As students continued strolling through the festival, a set of mannequins donning vaguely familiar clothing pieces may have caught their eyes.

In another life, these outfits had been the uniforms of campus police officers. Students and faculty from the fashion department at WKU had transformed old uniforms into fashionable garments, and now they were showing them off to the campus community in an effort to bring awareness to the cause of upcycling, or transforming an old product into something new rather than discarding it.

“With over 200 uniforms just getting thrown away, we decided to give back,” said Jalyn Loughran, a junior fashion major from Manchester. “We just volunteered to upcycle and help out. We just got together one day and started cutting and sewing and doing whatever we could do.”

Darian Keith, a senior from Gallatin, Tennessee and a fashion major, said upcycling the police uniforms was a tangible, environmentally-friendly way for students to share their skills and knowledge with others on campus.

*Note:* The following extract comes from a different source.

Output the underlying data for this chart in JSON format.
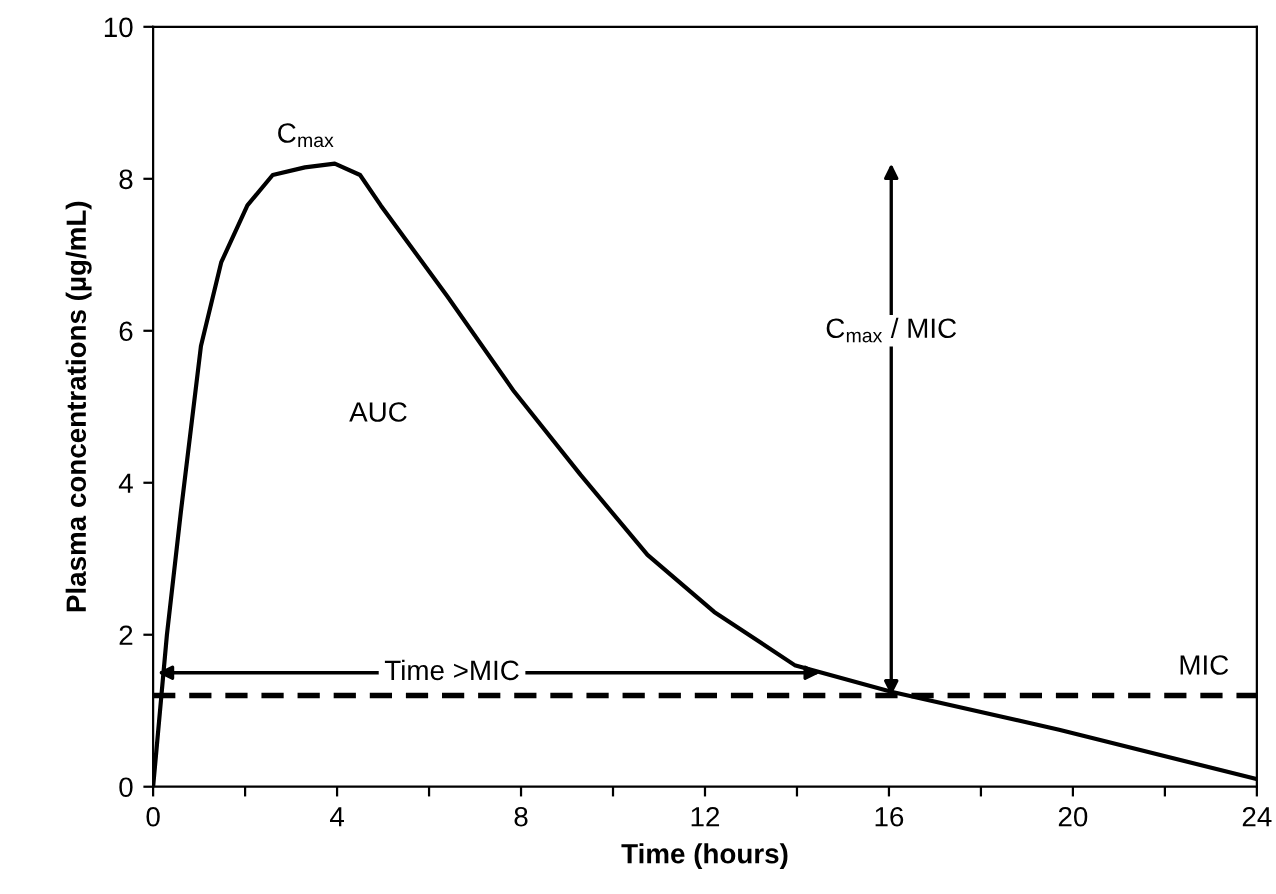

“The university police uniforms are about $6 a pound to recycle, so instead, we thought a more sustainable way to give back would be to reuse the uniforms and make something new,” Keith said.

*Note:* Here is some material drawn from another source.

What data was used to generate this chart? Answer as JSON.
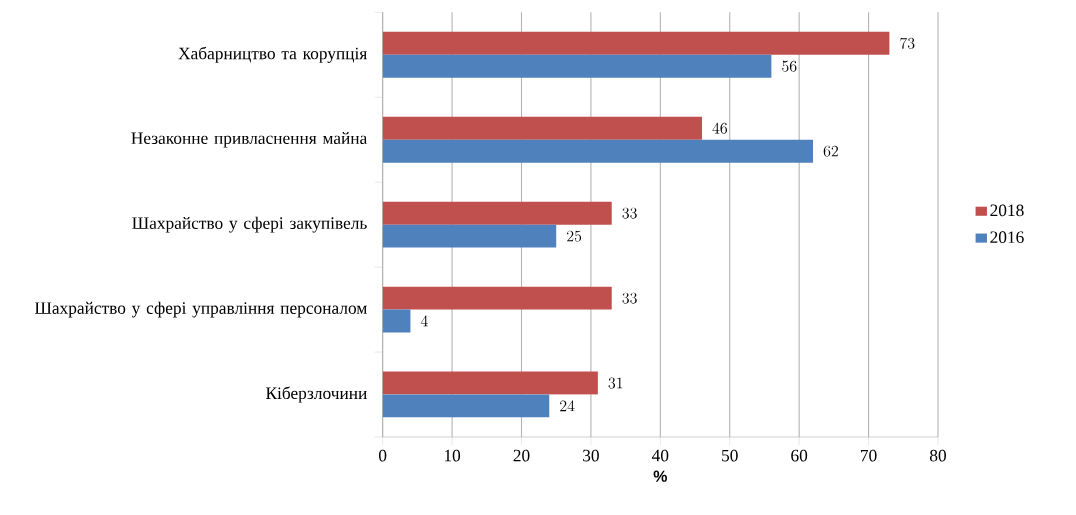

The garments created consisted of purses, tops, pants, jackets and even aprons.

“We started coming up with themes, and everyone went their own direction from there,” Keith said. “We made purses, tops, jackets, and even did some embellishing. Really anything we could do with them, we did.”

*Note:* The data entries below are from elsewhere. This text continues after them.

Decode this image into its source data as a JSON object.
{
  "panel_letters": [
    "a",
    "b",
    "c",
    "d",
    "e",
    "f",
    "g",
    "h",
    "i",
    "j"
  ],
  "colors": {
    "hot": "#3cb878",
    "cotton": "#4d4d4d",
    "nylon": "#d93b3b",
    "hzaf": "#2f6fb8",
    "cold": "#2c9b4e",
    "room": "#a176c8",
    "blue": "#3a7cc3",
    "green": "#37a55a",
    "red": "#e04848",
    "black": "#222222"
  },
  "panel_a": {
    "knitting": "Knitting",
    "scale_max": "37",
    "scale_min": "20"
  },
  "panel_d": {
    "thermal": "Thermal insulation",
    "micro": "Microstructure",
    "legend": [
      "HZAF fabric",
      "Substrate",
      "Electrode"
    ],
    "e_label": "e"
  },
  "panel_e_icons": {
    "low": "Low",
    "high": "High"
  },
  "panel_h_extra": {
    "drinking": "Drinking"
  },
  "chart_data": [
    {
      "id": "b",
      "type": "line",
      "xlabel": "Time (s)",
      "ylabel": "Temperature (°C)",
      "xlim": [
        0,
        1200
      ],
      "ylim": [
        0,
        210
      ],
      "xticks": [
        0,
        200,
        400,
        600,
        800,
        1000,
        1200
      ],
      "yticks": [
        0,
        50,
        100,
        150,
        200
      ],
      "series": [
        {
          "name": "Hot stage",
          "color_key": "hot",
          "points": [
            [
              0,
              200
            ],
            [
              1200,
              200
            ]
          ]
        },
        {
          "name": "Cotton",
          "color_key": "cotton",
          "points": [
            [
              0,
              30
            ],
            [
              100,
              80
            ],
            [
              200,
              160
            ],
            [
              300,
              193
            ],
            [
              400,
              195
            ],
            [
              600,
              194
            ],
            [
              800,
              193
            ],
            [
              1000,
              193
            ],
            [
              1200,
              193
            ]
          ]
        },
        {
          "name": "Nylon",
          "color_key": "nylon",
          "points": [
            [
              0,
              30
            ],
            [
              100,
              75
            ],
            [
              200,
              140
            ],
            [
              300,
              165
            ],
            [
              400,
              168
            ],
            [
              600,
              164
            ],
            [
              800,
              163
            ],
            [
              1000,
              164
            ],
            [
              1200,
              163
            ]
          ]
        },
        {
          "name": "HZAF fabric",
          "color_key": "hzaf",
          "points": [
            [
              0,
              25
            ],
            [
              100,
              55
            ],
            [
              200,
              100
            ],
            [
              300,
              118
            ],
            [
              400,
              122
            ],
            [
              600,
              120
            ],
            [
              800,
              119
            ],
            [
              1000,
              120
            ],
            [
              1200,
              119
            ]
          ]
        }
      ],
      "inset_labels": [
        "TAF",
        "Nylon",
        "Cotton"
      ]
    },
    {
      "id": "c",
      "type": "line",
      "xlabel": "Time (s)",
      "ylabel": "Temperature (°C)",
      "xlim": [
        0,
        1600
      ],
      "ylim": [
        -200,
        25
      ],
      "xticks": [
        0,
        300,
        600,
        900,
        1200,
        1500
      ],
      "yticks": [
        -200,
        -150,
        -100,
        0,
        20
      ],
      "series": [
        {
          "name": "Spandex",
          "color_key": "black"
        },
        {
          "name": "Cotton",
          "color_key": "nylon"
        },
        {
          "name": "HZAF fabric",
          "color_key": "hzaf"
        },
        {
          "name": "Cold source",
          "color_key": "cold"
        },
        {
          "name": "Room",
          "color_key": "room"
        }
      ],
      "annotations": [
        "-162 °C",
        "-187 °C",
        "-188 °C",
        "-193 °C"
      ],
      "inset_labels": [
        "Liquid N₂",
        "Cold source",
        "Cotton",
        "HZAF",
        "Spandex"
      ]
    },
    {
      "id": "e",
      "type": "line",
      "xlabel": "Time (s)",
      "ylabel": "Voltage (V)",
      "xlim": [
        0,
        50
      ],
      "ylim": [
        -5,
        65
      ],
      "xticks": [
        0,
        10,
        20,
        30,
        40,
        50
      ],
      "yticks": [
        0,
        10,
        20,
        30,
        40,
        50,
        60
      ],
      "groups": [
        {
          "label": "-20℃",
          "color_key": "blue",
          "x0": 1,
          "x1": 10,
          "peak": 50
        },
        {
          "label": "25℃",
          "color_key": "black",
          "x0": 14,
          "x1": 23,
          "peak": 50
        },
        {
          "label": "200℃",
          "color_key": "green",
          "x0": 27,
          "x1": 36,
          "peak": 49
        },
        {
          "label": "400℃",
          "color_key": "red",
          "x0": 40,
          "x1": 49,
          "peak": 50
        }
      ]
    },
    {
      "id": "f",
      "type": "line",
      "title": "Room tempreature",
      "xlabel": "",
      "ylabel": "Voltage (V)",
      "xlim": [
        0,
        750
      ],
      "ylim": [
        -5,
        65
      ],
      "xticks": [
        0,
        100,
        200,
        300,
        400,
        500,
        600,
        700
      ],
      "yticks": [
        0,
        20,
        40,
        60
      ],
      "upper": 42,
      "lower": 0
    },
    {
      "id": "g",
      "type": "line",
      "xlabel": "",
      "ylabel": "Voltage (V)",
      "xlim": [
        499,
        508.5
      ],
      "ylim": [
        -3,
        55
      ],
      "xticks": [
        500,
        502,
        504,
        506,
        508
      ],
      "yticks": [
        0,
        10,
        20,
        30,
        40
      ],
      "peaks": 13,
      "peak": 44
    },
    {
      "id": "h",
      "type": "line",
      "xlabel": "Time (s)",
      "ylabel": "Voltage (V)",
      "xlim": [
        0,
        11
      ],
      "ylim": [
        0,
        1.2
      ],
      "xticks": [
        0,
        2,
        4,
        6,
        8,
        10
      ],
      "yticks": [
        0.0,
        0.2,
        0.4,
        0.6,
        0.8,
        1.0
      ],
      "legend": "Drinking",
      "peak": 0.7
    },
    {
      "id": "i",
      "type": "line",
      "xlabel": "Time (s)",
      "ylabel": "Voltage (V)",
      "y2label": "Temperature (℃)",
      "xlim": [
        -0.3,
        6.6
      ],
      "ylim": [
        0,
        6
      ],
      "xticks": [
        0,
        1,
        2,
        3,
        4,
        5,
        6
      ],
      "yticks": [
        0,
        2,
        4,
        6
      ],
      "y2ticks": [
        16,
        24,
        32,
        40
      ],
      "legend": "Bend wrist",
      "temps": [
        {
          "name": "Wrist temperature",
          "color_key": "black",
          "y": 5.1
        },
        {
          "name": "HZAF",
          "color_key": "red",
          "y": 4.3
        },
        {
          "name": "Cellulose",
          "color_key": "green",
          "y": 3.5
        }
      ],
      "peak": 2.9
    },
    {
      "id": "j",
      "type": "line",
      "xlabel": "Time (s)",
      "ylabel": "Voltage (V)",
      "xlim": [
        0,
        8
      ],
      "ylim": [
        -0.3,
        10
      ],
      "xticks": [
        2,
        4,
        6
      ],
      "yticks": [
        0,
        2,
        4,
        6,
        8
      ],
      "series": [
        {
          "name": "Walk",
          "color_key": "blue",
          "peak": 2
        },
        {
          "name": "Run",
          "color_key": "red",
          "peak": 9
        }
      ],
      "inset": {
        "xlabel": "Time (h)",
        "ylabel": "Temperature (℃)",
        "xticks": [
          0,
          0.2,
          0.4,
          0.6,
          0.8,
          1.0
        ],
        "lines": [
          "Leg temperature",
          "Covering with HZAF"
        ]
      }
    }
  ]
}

In all, between fashion assistant professor Carrie Cox and a few willing fashion students, they completed just under a dozen fashion pieces in a few short weeks. New police uniforms are purchased every few years and can cost as much as $100 each, Cox said. When the new uniforms are purchased, the old ones get thrown away without saving any part of the garment except the police badge.

After officers with the campus police got new uniforms in September, Almo senior Courtney Martin, a student worker with WKU Resource Conservation, reached out to Cox in hopes of generating ideas on how to utilize the large volume of outdated police uniforms.

“Waste is so much more complicated and widespread than people realize,” Martin said. “A lot of what we consider to be trash can be reused, recycled or reduced at the source.”

Martin and Cox started their partnership between fashion merchandising and sustainability last semester during Fix it Fest, another recycling awareness event that takes place at WKU.

Cox said she has a passion for the fashion industry and helping out with this project was enjoyable for her.

“I just have to sew — it’s my compulsion” Cox said. “It took me about 12 hours in total to finish the pieces, but then again, I’ve been sewing forever, so I completed the pieces in about three sewing sessions.”

The completed pieces were displayed at the Earth Day event in hopes that students would be inspired and observe what can be accomplished by simply turning an old item into something new, Keith said.

Lexi Waltz, a freshman from Louisville, said younger fashion students look up to the older students and the skills they have acquired by being in the fashion department.

“We have a lot of talent within our major” Waltz said. “I think it’s inspiring what students here can do.”